The 80s saw more construction as the 36-bed tower opened and was later endowed by Eva & Morris Feld.  This brought the Center’s licensed capacity to 340 beds.

As healthcare demands increased, Daughters of Miriam Center kept pace with the change.  The 90s gave rise to further development as the Center witnessed the opening of the B.I. Cohen Family Building, a 27,888 square foot building which replaced parts of the facility dating back to the 1920s.  The B.I. Cohen building houses a state-of-the-art Glatt Kosher kitchen, a staff cafeteria, the admissions office and the social services department.  In addition, foresight in planning the building provided the infrastructure to support the construction of two additional floors in the future.

Due to declining occupancy rates, the Center needed to create a new revenue stream and, consequently, entered into the subacute market.  The two stage subacute care project began with the renovation of 1 West which was completed in 1996.  By the time renovations were completed on 1 East in 1999, the Institute had already served 1,800 patients.  The modern facility was designed for the patient who requires rehabilitative or medically complex services.  Blending the technology of acute care and the therapeutics of a rehabilitation philosophy in a supportive skilled setting, the Institute is a cost-effective alternative to an extended hospital stay.
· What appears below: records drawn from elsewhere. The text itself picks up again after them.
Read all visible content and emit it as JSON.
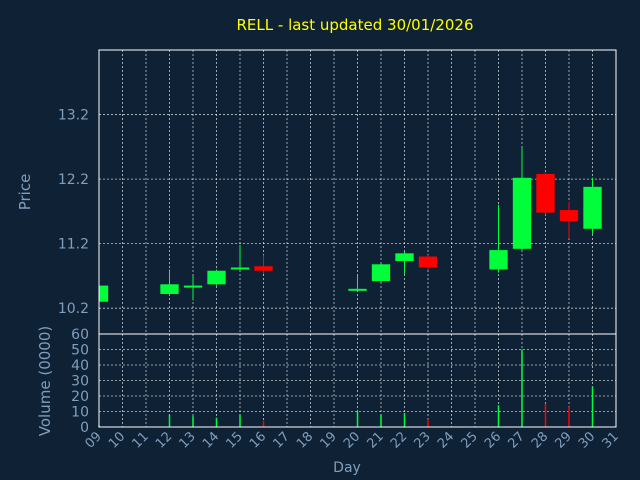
{
  "chart_data": {
    "type": "candlestick",
    "title": "RELL - last updated 30/01/2026",
    "xlabel": "Day",
    "price_panel": {
      "ylabel": "Price",
      "ylim": [
        9.8,
        14.2
      ],
      "yticks": [
        10.2,
        11.2,
        12.2,
        13.2
      ],
      "ytick_labels": [
        "10.2",
        "11.2",
        "12.2",
        "13.2"
      ]
    },
    "volume_panel": {
      "ylabel": "Volume (0000)",
      "ylim": [
        0,
        60
      ],
      "yticks": [
        0,
        10,
        20,
        30,
        40,
        50,
        60
      ],
      "ytick_labels": [
        "0",
        "10",
        "20",
        "30",
        "40",
        "50",
        "60"
      ]
    },
    "x_ticks": [
      "09",
      "10",
      "11",
      "12",
      "13",
      "14",
      "15",
      "16",
      "17",
      "18",
      "19",
      "20",
      "21",
      "22",
      "23",
      "24",
      "25",
      "26",
      "27",
      "28",
      "29",
      "30",
      "31"
    ],
    "colors": {
      "up": "#00ff3a",
      "down": "#ff0000",
      "title": "#ffff00",
      "axis_text": "#7f9fbf",
      "background": "#0f2134",
      "grid": "#ffffff"
    },
    "candles": [
      {
        "day": 9,
        "open": 10.3,
        "close": 10.55,
        "high": 10.6,
        "low": 10.28,
        "volume": 1
      },
      {
        "day": 12,
        "open": 10.42,
        "close": 10.57,
        "high": 10.8,
        "low": 10.4,
        "volume": 8
      },
      {
        "day": 13,
        "open": 10.52,
        "close": 10.55,
        "high": 10.7,
        "low": 10.32,
        "volume": 7
      },
      {
        "day": 14,
        "open": 10.57,
        "close": 10.78,
        "high": 10.8,
        "low": 10.55,
        "volume": 6
      },
      {
        "day": 15,
        "open": 10.82,
        "close": 10.83,
        "high": 11.18,
        "low": 10.78,
        "volume": 8
      },
      {
        "day": 16,
        "open": 10.85,
        "close": 10.78,
        "high": 11.02,
        "low": 10.73,
        "volume": 4
      },
      {
        "day": 20,
        "open": 10.48,
        "close": 10.5,
        "high": 10.7,
        "low": 10.45,
        "volume": 10
      },
      {
        "day": 21,
        "open": 10.62,
        "close": 10.88,
        "high": 10.9,
        "low": 10.6,
        "volume": 8
      },
      {
        "day": 22,
        "open": 10.93,
        "close": 11.05,
        "high": 11.08,
        "low": 10.73,
        "volume": 9
      },
      {
        "day": 23,
        "open": 11.0,
        "close": 10.83,
        "high": 11.02,
        "low": 10.8,
        "volume": 5
      },
      {
        "day": 26,
        "open": 10.8,
        "close": 11.1,
        "high": 11.8,
        "low": 10.75,
        "volume": 14
      },
      {
        "day": 27,
        "open": 11.12,
        "close": 12.22,
        "high": 12.68,
        "low": 11.1,
        "volume": 50
      },
      {
        "day": 28,
        "open": 12.28,
        "close": 11.68,
        "high": 12.3,
        "low": 11.65,
        "volume": 15
      },
      {
        "day": 29,
        "open": 11.72,
        "close": 11.55,
        "high": 11.85,
        "low": 11.28,
        "volume": 13
      },
      {
        "day": 30,
        "open": 11.43,
        "close": 12.08,
        "high": 12.22,
        "low": 11.35,
        "volume": 26
      }
    ]
  }
}
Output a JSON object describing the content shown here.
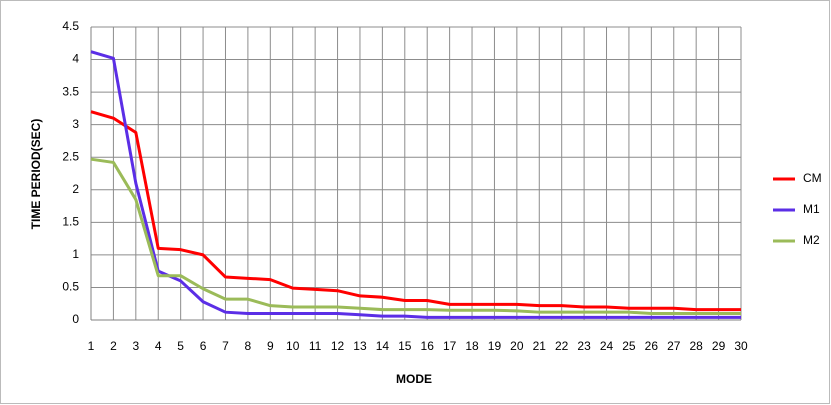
{
  "chart_data": {
    "type": "line",
    "x_label": "MODE",
    "y_label": "TIME PERIOD(SEC)",
    "x": [
      1,
      2,
      3,
      4,
      5,
      6,
      7,
      8,
      9,
      10,
      11,
      12,
      13,
      14,
      15,
      16,
      17,
      18,
      19,
      20,
      21,
      22,
      23,
      24,
      25,
      26,
      27,
      28,
      29,
      30
    ],
    "xlim": [
      1,
      30
    ],
    "xticks": [
      1,
      2,
      3,
      4,
      5,
      6,
      7,
      8,
      9,
      10,
      11,
      12,
      13,
      14,
      15,
      16,
      17,
      18,
      19,
      20,
      21,
      22,
      23,
      24,
      25,
      26,
      27,
      28,
      29,
      30
    ],
    "ylim": [
      0,
      4.5
    ],
    "yticks": [
      0,
      0.5,
      1,
      1.5,
      2,
      2.5,
      3,
      3.5,
      4,
      4.5
    ],
    "grid": true,
    "legend": "right",
    "series": [
      {
        "name": "CM",
        "color": "#ff0000",
        "values": [
          3.2,
          3.1,
          2.88,
          1.1,
          1.08,
          1.0,
          0.66,
          0.64,
          0.62,
          0.49,
          0.47,
          0.45,
          0.37,
          0.35,
          0.3,
          0.3,
          0.24,
          0.24,
          0.24,
          0.24,
          0.22,
          0.22,
          0.2,
          0.2,
          0.18,
          0.18,
          0.18,
          0.16,
          0.16,
          0.16
        ]
      },
      {
        "name": "M1",
        "color": "#5b2ee6",
        "values": [
          4.12,
          4.02,
          2.1,
          0.75,
          0.6,
          0.28,
          0.12,
          0.1,
          0.1,
          0.1,
          0.1,
          0.1,
          0.08,
          0.06,
          0.06,
          0.04,
          0.04,
          0.04,
          0.04,
          0.04,
          0.04,
          0.04,
          0.04,
          0.04,
          0.04,
          0.04,
          0.04,
          0.04,
          0.04,
          0.04
        ]
      },
      {
        "name": "M2",
        "color": "#9bbb59",
        "values": [
          2.47,
          2.42,
          1.85,
          0.68,
          0.68,
          0.48,
          0.32,
          0.32,
          0.22,
          0.2,
          0.2,
          0.2,
          0.18,
          0.16,
          0.16,
          0.16,
          0.15,
          0.15,
          0.15,
          0.14,
          0.12,
          0.12,
          0.12,
          0.12,
          0.12,
          0.1,
          0.1,
          0.1,
          0.1,
          0.1
        ]
      }
    ]
  }
}
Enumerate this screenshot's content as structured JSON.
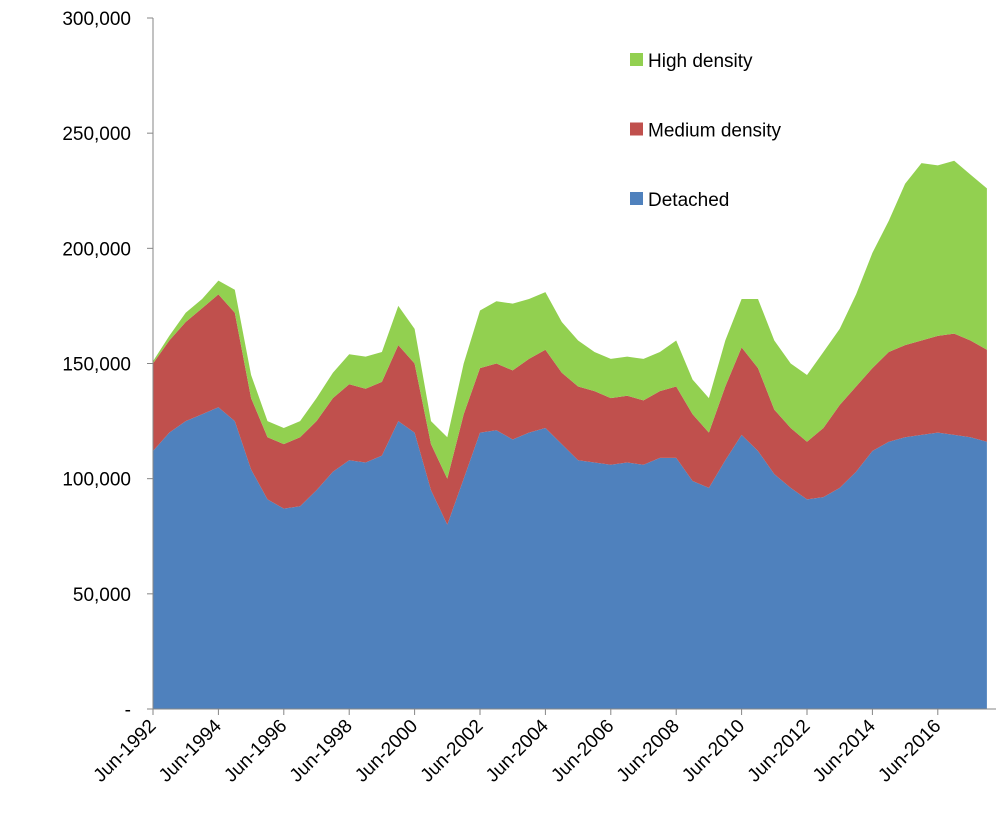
{
  "chart_data": {
    "type": "stacked_area",
    "categories": [
      "Jun-1992",
      null,
      null,
      null,
      "Jun-1994",
      null,
      null,
      null,
      "Jun-1996",
      null,
      null,
      null,
      "Jun-1998",
      null,
      null,
      null,
      "Jun-2000",
      null,
      null,
      null,
      "Jun-2002",
      null,
      null,
      null,
      "Jun-2004",
      null,
      null,
      null,
      "Jun-2006",
      null,
      null,
      null,
      "Jun-2008",
      null,
      null,
      null,
      "Jun-2010",
      null,
      null,
      null,
      "Jun-2012",
      null,
      null,
      null,
      "Jun-2014",
      null,
      null,
      null,
      "Jun-2016",
      null,
      null,
      null
    ],
    "series": [
      {
        "name": "Detached",
        "color": "#4f81bd",
        "values": [
          112000,
          120000,
          125000,
          128000,
          131000,
          125000,
          104000,
          91000,
          87000,
          88000,
          95000,
          103000,
          108000,
          107000,
          110000,
          125000,
          120000,
          95000,
          80000,
          100000,
          120000,
          121000,
          117000,
          120000,
          122000,
          115000,
          108000,
          107000,
          106000,
          107000,
          106000,
          109000,
          109000,
          99000,
          96000,
          108000,
          119000,
          112000,
          102000,
          96000,
          91000,
          92000,
          96000,
          103000,
          112000,
          116000,
          118000,
          119000,
          120000,
          119000,
          118000,
          116000
        ]
      },
      {
        "name": "Medium density",
        "color": "#c0504d",
        "values": [
          38000,
          40000,
          43000,
          46000,
          49000,
          47000,
          31000,
          27000,
          28000,
          30000,
          30000,
          32000,
          33000,
          32000,
          32000,
          33000,
          30000,
          20000,
          20000,
          28000,
          28000,
          29000,
          30000,
          32000,
          34000,
          31000,
          32000,
          31000,
          29000,
          29000,
          28000,
          29000,
          31000,
          29000,
          24000,
          32000,
          38000,
          36000,
          28000,
          26000,
          25000,
          30000,
          36000,
          37000,
          36000,
          39000,
          40000,
          41000,
          42000,
          44000,
          42000,
          40000
        ]
      },
      {
        "name": "High density",
        "color": "#92d050",
        "values": [
          1000,
          2000,
          4000,
          4000,
          6000,
          10000,
          10000,
          7000,
          7000,
          7000,
          10000,
          11000,
          13000,
          14000,
          13000,
          17000,
          15000,
          10000,
          18000,
          22000,
          25000,
          27000,
          29000,
          26000,
          25000,
          22000,
          20000,
          17000,
          17000,
          17000,
          18000,
          17000,
          20000,
          15000,
          15000,
          20000,
          21000,
          30000,
          30000,
          28000,
          29000,
          33000,
          33000,
          40000,
          50000,
          57000,
          70000,
          77000,
          74000,
          75000,
          72000,
          70000
        ]
      }
    ],
    "ylim": [
      0,
      300000
    ],
    "yticks": [
      {
        "value": 0,
        "label": "-"
      },
      {
        "value": 50000,
        "label": "50,000"
      },
      {
        "value": 100000,
        "label": "100,000"
      },
      {
        "value": 150000,
        "label": "150,000"
      },
      {
        "value": 200000,
        "label": "200,000"
      },
      {
        "value": 250000,
        "label": "250,000"
      },
      {
        "value": 300000,
        "label": "300,000"
      }
    ],
    "legend": "top-right"
  }
}
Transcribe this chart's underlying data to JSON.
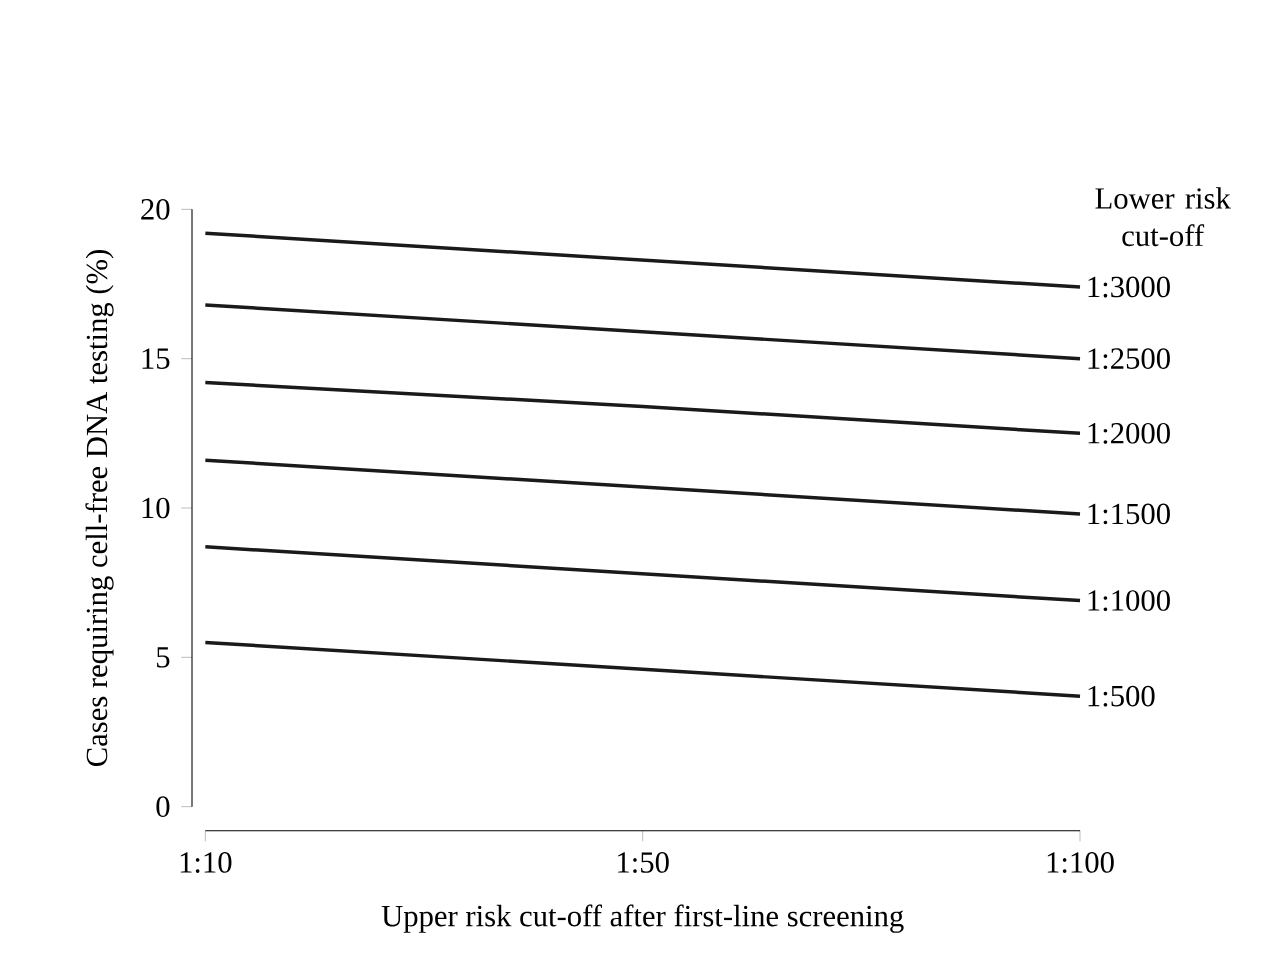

Philanthropists Herbert and Betty Gallen endowed the new wing which was then named in their honor – The Gallen Institute for Subacute Care.  A Patersonian by birth, Herbert and Betty have played a major role in the expansion and development of the Center.  Their generosity throughout the years has distinguished them as the Center’s largest benefactors.

The evolution of Daughters of Miriam from a "Home for the Aged and Orphans" through a "Home and Infirmary for the Aged" to its ultimate expansion and transformation into a "Center for the Aged" is foremost the story of people: People within these walls and outside of them, lay and professional, men and women, young and old, rich and poor, individuals and groups, intensely Jewish and totally assimilated, black and white, Jewish and Christian, recipients and dispensers of care, humble and proud people, a happy fusion of minds and hearts, ideas and actions.  All traveled a part of the road - indigenous to their time and place - and are responsible for the achievements of Daughters of Miriam Center.

We are by no means at the end of the road.  Discoveries, changes and ideas will continue for generations.  And, as in the past, the voyage will be punctuated with frustration and hope.  This retrospect is intended both as a celebration of our progress and as inspiration to those who will continue to lead.